Siglufjörður liczy sobie około 1600 mieszkańców, to całkiem sporo jak na Islandię.
W przeszłości kojarzył się głównie z połowem śledzi, jak wiele z miast na tej pięknej wyspie. Co roku, latem ten “czas śledzia” powraca, trwa wtedy festiwal upamiętniający te czasy. Mieszkańcy Siglufjörður zbierają się wtedy w doku, ubrani w specjalne kostiumy, przeznaczone na tą okazję, solą śledzie i tańczą przy muzyce.
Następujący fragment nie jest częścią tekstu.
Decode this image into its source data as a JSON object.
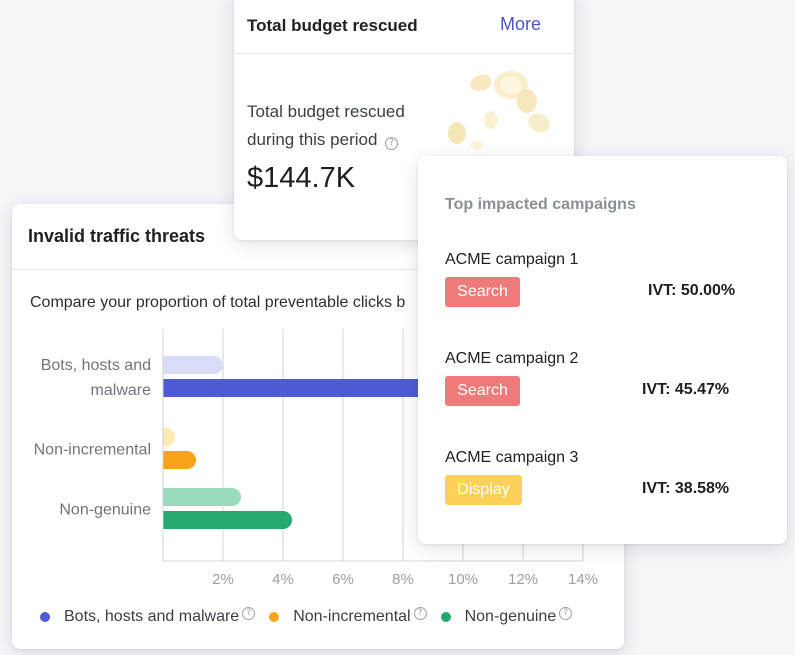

Jednym słowem, dobrze się bawią.Dookoła miasta są piękne trasy do wspinaczki, spacerów, a w zimie, doskonałe miejsca dla narciarzy.
Jeśli macie jakieś pytania to piszcie śmiało na facebooku lub email. pannasarna@wp.pl i adventuresofpannasarna – facebook.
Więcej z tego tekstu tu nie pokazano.